On September 30, local time, the U.S. Department of Commerce released data showing that the U.S. personal consumption expenditures (PCE) price index rose 0.3% month-on-month in August and 6.2% year-on-year, indicating that the U.S. inflation situation is still deteriorating, and the Fed is still far from controlling prices. A long way to go.

Under the influence of the Fed's continued aggressive interest rate hikes to combat inflation, problems in various areas of the US economy have also emerged.

Fed's preferred inflation gauge accelerates

  According to data from the U.S. Department of Commerce, the U.S. personal consumption expenditures price index rose 0.3% month-on-month in August, a deterioration from the 0.1% month-on-month decline in July; the August personal consumption expenditures price index rose 6.2% year-on-year, although the increase was higher than the 6.4% increase in July A slight improvement, but has been above 6% for 8 consecutive months.

  The data also showed that after excluding the volatile food and energy prices, the core personal consumption expenditure price index rose by 0.6% month-on-month in August, higher than the market expectation of 0.5%, and a sharp acceleration from the 0.1% increase in July; August The core personal consumption expenditure price index rose 4.9% year-on-year, higher than market expectations of 4.7%, and also accelerated from the 4.7% increase in July.

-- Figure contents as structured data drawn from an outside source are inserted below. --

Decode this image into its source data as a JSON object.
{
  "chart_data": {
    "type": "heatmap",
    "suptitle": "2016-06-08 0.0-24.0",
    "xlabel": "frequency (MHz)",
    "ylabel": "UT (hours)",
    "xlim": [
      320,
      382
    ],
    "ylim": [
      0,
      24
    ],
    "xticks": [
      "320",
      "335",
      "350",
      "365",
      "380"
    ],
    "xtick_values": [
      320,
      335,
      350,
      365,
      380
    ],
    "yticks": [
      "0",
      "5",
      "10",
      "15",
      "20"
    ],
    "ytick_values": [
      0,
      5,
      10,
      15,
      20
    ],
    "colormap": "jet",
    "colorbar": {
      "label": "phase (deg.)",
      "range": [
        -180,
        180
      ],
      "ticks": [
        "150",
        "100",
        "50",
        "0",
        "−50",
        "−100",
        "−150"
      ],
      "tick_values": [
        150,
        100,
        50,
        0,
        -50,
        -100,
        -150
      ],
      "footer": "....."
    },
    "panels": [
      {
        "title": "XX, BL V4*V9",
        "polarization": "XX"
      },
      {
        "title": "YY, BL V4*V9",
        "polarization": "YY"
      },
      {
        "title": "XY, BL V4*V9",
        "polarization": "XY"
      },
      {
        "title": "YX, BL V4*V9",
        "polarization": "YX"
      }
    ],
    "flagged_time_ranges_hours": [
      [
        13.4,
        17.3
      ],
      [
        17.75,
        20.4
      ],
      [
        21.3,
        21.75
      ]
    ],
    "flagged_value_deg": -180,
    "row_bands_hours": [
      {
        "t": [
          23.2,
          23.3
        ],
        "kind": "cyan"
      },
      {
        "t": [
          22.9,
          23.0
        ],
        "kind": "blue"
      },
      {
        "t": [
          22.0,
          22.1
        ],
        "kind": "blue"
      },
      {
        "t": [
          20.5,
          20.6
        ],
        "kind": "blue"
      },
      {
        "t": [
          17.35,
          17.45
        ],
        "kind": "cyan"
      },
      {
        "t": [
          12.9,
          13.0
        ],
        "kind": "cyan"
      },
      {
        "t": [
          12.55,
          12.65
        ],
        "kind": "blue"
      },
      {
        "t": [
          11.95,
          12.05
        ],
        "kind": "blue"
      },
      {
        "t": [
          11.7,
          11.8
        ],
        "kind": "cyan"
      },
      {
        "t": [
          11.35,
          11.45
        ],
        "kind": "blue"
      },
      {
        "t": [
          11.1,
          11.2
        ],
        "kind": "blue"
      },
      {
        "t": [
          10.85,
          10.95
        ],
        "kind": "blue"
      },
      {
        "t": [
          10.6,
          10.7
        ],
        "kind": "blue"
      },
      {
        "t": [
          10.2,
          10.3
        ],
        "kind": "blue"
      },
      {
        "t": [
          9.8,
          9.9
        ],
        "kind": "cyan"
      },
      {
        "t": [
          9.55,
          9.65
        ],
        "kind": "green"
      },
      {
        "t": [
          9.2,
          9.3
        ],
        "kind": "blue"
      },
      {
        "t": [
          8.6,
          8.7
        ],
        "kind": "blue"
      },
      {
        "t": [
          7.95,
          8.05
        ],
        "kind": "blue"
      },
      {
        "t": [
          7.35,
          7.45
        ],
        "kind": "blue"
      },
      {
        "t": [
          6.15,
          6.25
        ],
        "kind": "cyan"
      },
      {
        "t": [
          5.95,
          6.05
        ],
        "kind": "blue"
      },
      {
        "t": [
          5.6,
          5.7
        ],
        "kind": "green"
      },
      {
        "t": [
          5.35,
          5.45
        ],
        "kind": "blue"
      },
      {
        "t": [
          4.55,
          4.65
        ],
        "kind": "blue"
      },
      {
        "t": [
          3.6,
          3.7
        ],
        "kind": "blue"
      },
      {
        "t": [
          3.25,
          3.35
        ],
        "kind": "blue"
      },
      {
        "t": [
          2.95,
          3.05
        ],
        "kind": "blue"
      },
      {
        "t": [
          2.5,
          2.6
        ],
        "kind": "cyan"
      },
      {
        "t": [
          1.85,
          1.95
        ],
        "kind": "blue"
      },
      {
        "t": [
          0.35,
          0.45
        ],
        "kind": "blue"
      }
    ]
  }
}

  Analysts believe that, as the most important inflation indicator of the Fed, the latest core PCE data shows that the inflation rate is still much higher than the 2% long-term target set by the Fed, indicating that inflation pressure has not been effectively alleviated for a long time, and the Fed is expected to continue to tighten Monetary policy and another aggressive rate hike of 75 basis points at the next policy meeting in November.

  Vinod Agarwal, a professor at Old Dominion University's Strom School of Business, told CCTV: "This is exactly the data the Fed is looking at. They don't look at the consumer price index (CPI). ), they're looking at personal consumption expenditures (PCE). But it doesn't really matter, the fact is that inflation is much higher than they'd like to see, and they're seeing that last month's inflation wasn't as high as Falling back as expected. They see the issue of runaway inflation lingering because it's not close to 2%. So, they're going to continue to have very restrictive monetary policy until they see evidence that inflation has fallen to 2% %."

Stocks and housing are already feeling the pressure

  Against the backdrop of the Federal Reserve's continued interest rate hikes to combat inflation, various areas of the U.S. economy, including the stock market and the real estate market, have felt the pressure to raise interest rates.

  The "Wall Street Journal" recently analyzed that the Fed's interest rate hike will eventually lead to a slowdown in economic growth and may drag down corporate profits. In addition, the market's valuation level has been limited, which means that the US stock market is facing dual pressure.

Since the beginning of this year, major U.S. stock indexes have continued to fall sharply, with the S&P 500, Dow Jones Industrial Average and Nasdaq Composite all posting their worst performances in the first nine months since 2002 on September 30.

Among them, the Dow Jones index has fallen by 21% this year, the S&P 500 index has fallen by 25%, and the Nasdaq composite index has fallen by 32%.

  Meanwhile, the Federal Home Loan Mortgage Corporation's (Freddie Mac) latest survey of lenders shows that the average U.S. 30-year fixed-rate mortgage rate has climbed to 6.7%, the highest level since July 2007. , a wake-up call for homebuyers.

Just a year ago, the interest rate was only 3.01%. Many analysts pointed out that in the context of the Federal Reserve's continued interest rate hikes to control inflation, the US residential mortgage interest rate rose to the highest level in more than 15 years, which undoubtedly cooled the already low temperature. The U.S. housing market added pressure.

  Rüdiger Bachmann, a professor of economics at the University of Notre Dame, said in an interview with a CCTV reporter: "One of the main reasons for negative economic growth is actually a decline in residential investment. Considering the high interest rates in the United States, this Not surprisingly, that's exactly what we're seeing. Residential investment in the U.S. is falling as mortgage rates rise in response to rising federal funds rates. That's what economics textbooks can predict. "

  From the perspective of the overall economic operation, the final revised data released by the US Department of Commerce on September 29 showed that the US gross domestic product (GDP) in the second quarter of 2022 fell by 0.6% at an annual rate, which was the same as the revised data previously released. That means the U.S. economy has slumped for two consecutive quarters, slipping into a technical recession.

Up to now, a number of financial institutions have lowered their forecasts for the future growth prospects of the U.S. economy and expressed doubts about whether the U.S. economy can achieve a soft landing.